Foto: Bernfried Paus

Simon Rommersberger (17) aus Menzelen und Philipp Krüger (15) aus Veen gehen durch die Reihen und schenken Kaffee ein. Das machen die beiden so routiniert, dass dabei auch immer noch ein freundliches Lächeln und ein nettes Wort für die älteren Damen abfällt. Männer sind beim wöchentlichen Nachmittagstreffen der Altentagesstätte im Pfarrheim St. Ulrich allenfalls Einzelerscheinungen. Die beiden Sekundarschüler gehören seit geraumer Zeit zum Stammpersonal von Maria Burchartz und ihren 16 Helferinnen, die verlässlich dafür sorgen, dass die Senioren mal aus dem Haus kommen und in munterer Runde ein paar gesellige Stunden verbringen können.
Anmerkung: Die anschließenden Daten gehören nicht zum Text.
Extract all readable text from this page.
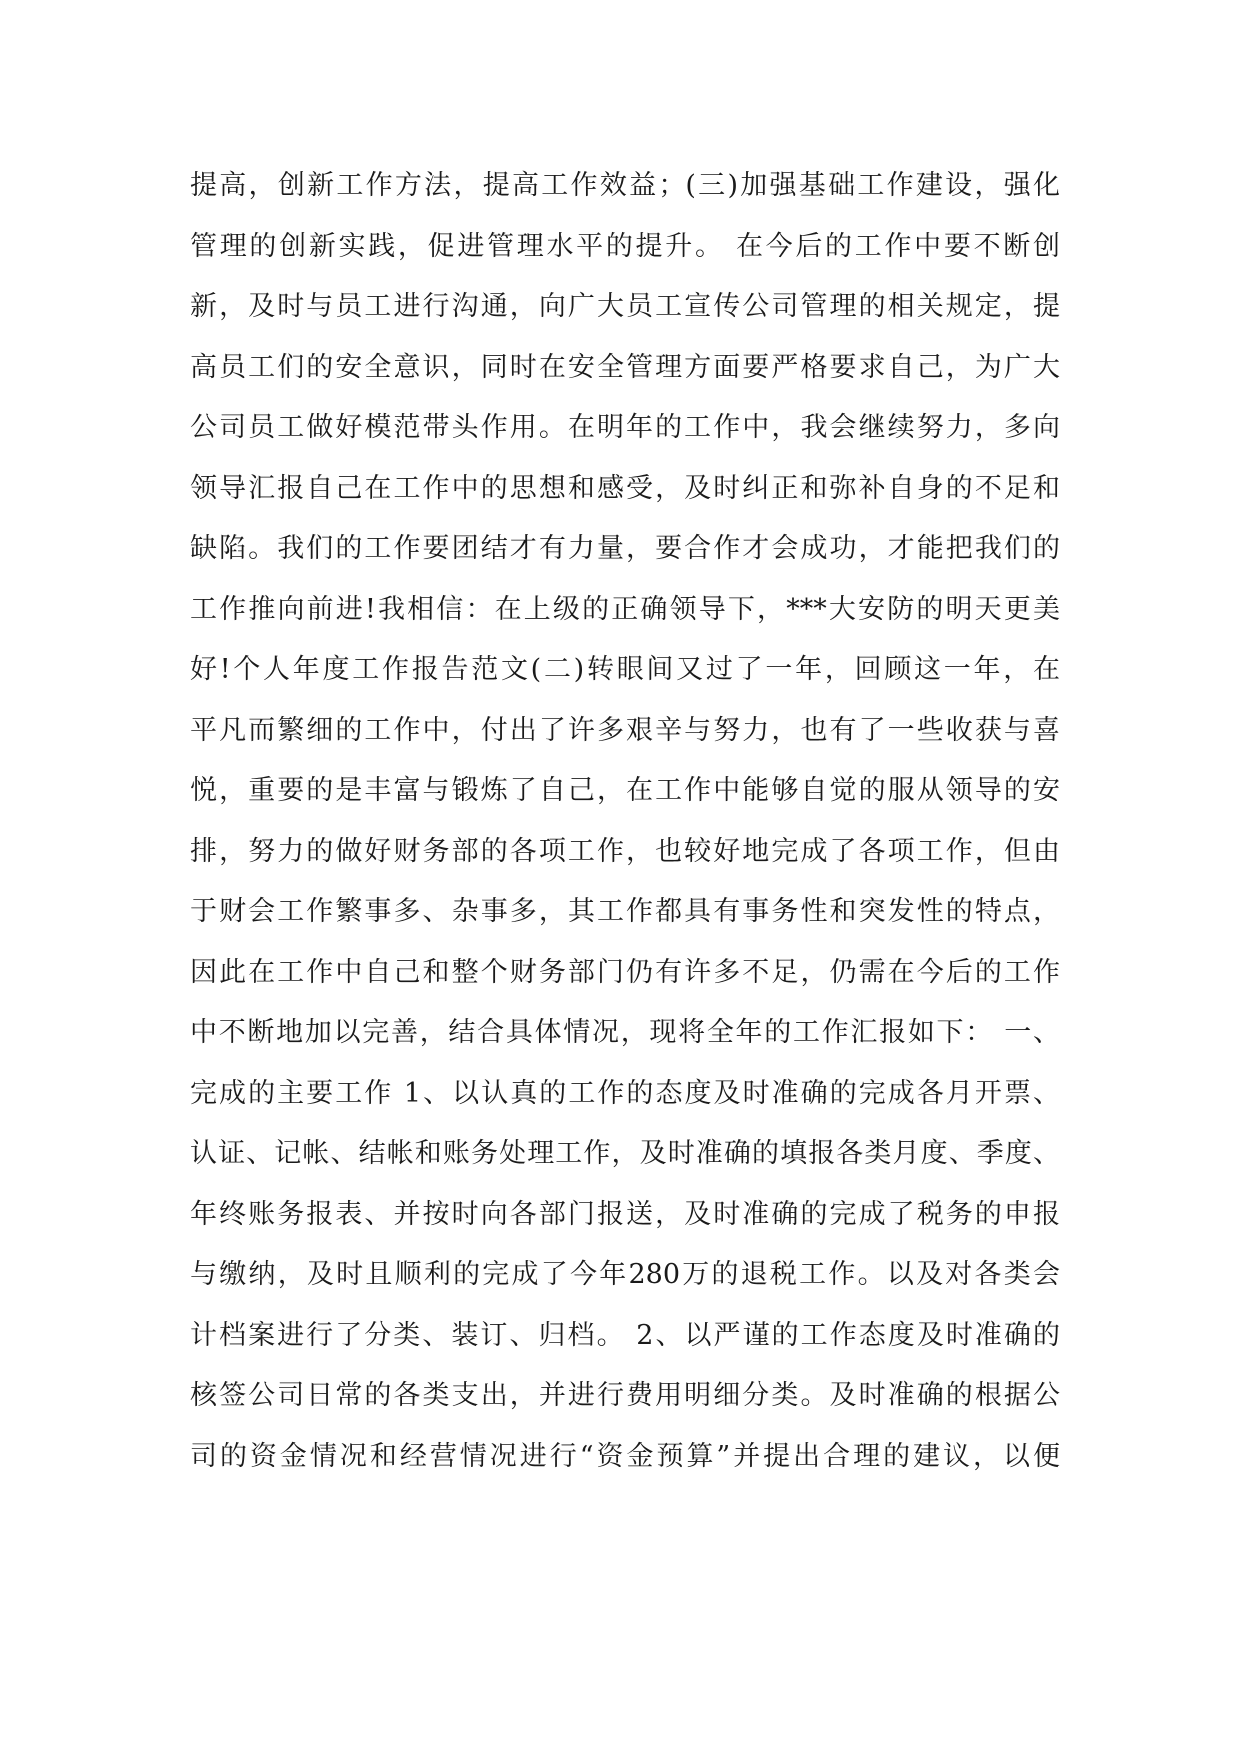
提高，创新工作方法，提高工作效益；(三)加强基础工作建设，强化
管理的创新实践，促进管理水平的提升。 在今后的工作中要不断创
新，及时与员工进行沟通，向广大员工宣传公司管理的相关规定，提
高员工们的安全意识，同时在安全管理方面要严格要求自己，为广大
公司员工做好模范带头作用。在明年的工作中，我会继续努力，多向
领导汇报自己在工作中的思想和感受，及时纠正和弥补自身的不足和
缺陷。我们的工作要团结才有力量，要合作才会成功，才能把我们的
工作推向前进!我相信：在上级的正确领导下，***大安防的明天更美
好!个人年度工作报告范文(二)转眼间又过了一年，回顾这一年，在
平凡而繁细的工作中，付出了许多艰辛与努力，也有了一些收获与喜
悦，重要的是丰富与锻炼了自己，在工作中能够自觉的服从领导的安
排，努力的做好财务部的各项工作，也较好地完成了各项工作，但由
于财会工作繁事多、杂事多，其工作都具有事务性和突发性的特点，
因此在工作中自己和整个财务部门仍有许多不足，仍需在今后的工作
中不断地加以完善，结合具体情况，现将全年的工作汇报如下： 一、
完成的主要工作 1、以认真的工作的态度及时准确的完成各月开票、
认证、记帐、结帐和账务处理工作，及时准确的填报各类月度、季度、
年终账务报表、并按时向各部门报送，及时准确的完成了税务的申报
与缴纳，及时且顺利的完成了今年280万的退税工作。以及对各类会
计档案进行了分类、装订、归档。 2、以严谨的工作态度及时准确的
核签公司日常的各类支出，并进行费用明细分类。及时准确的根据公
司的资金情况和经营情况进行“资金预算”并提出合理的建议，以便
Aber nicht nur die älteren Herrschaften freuen sich stets wie Bolle auf die gemeinsame Zeit im Pfarrheim. "Jedes Mal, wenn ein Treffen zu Ende ist, bin ich mit meinen Gedanken schon beim nächsten Mal", sagt Simon. Wie Philipp ist auch er über die Aktion "Von Mensch zu Mensch" dazu gekommen, sich an einem Nachmittag in der Woche in den Dienst von Seniorinnen zu stellen. "Es hat von Anfang an Spaß gemacht", sagt Philipp.

Die Aktion mit dem schönen Namen ist vor neun Jahren aus der Taufe gehoben worden. Initiator war die Dorfwerkstatt Senioren. Die ist 2009 mit ihrer Idee an die Realschule herangetreten, Schüler dazu zu bewegen, Menschen, die sich darüber freuen würden, etwas von ihrer freien Zeit abzugeben. Die Idee zündete. Das Generationen-Modell ist bis heute sehr erfolgreich.
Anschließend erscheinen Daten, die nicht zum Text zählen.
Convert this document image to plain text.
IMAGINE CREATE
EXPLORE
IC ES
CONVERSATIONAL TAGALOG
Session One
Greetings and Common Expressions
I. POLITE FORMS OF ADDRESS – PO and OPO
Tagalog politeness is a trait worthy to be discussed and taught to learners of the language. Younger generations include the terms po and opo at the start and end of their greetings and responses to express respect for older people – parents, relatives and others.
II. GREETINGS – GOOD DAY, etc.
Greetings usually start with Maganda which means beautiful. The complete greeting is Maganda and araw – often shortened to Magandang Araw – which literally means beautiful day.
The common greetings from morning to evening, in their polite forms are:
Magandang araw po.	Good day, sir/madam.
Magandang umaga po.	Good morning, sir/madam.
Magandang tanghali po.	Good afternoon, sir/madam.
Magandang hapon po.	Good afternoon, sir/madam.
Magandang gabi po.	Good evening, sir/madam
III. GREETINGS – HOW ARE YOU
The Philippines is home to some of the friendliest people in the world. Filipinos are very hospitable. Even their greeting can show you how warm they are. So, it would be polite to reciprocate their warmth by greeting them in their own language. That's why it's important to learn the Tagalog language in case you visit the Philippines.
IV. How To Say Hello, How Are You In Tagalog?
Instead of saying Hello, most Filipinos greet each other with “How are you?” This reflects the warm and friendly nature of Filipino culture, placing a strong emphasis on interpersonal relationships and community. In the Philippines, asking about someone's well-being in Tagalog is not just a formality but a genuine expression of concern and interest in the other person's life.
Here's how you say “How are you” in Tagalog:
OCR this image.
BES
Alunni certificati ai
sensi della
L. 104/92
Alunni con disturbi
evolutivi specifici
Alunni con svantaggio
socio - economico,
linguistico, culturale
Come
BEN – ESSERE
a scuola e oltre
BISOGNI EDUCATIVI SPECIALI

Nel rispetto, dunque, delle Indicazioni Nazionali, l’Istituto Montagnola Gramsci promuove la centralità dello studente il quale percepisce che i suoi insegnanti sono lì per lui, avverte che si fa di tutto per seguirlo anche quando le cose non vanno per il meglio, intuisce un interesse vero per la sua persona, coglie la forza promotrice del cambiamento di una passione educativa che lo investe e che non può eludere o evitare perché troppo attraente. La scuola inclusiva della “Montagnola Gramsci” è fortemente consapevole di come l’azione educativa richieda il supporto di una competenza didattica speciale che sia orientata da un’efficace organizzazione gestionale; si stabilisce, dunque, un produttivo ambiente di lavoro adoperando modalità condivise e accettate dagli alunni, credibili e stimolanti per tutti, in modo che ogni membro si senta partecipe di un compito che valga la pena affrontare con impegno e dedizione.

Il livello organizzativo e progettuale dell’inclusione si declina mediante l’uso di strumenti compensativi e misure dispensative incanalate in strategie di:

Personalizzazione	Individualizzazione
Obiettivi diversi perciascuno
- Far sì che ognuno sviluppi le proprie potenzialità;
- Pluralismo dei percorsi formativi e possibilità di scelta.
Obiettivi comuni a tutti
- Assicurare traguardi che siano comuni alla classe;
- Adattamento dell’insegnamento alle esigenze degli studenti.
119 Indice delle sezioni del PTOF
Wie viele Schüler sich in der Vergangenheit freiwillig an der guten Sache beteiligt haben, lässt sich nicht mehr exakt nachvollziehen. Es waren jedenfalls eine ganze Menge - bis zu 20 Schüler pro Jahrgang -, die mit Senioren spazieren gegangen sind, mit ihnen zum Einkaufen waren, ihnen vorgelesen, mit ihnen gespielt oder einfach nur zugehört haben. Als sich nun die Realschule von der bildungspolitischen Landkarte in Alpen verabschiedet hat, hat die Dorfwerkstatt bei der Sekundarschule angeklopft. Schließlich sollten die generationenübergreifenden Begegnungen nicht einfach mit einer Schulform beerdigt werden. "Wir sind auf offene Ohren gestoßen", berichtet Viktor Illenseer von der Dorfwerkstatt.

Schulsozialarbeiterin Nele Dörk war sofort begeistert und erkannte die vielen Chancen, die in so einem sozialen Engagement für Schüler liegen. "Die jungen Leute erweitern dabei ihre soziale Kompetenz, entwickeln Mitgefühl, lernen, sich zurückzunehmen und auf die Bedürfnisse anderer Rücksicht zu nehmen", zählt Dörk auf. Das ist eine ganze Menge.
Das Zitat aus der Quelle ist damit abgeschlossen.